Our solution involves working with partners to provide new toilets to rural schools. It also aims to provide training and education on sanitation plus the implementation of an accountability model. Thus, after the pilot phase, we plan to scale through increased partnerships and funding and working with schools that have more students. The aim being to realise a self-sustaining model after a period of time.
9. What are some of the other projects that you’re involved in apart from KamiLimu and Digniti?

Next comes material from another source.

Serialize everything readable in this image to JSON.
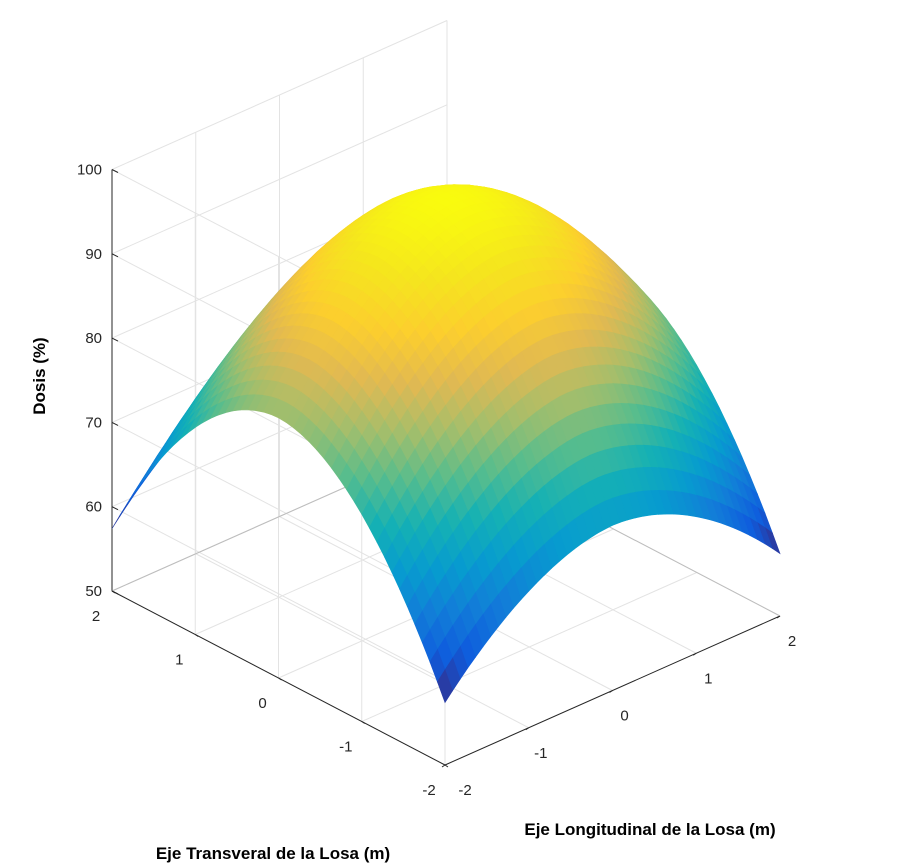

My current project is an extension of my PhD research. It is a mobile application that helps students learn programming via mobile phones. I am upgrading the mobile application by introducing a newer version that will be used by my programming students to write Java programs using their mobile phones. This application is designed to support programming on limited devices such as phones. This is in order to encourage students to practically write code even when they might not have access to laptops or desktop computers. The application will be ready for public download at the end of the year or early next year.
10. What more do you think needs to be done in Kenya to encourage young women to take up careers in STEM fields?
Mentorship, access to information and resources. Also better delivery of STEM education within institutions. Recognition of Kenyan women contributors and leaders in STEM. Legal and institutional support that prevents harassment as well as protects victims of harassment.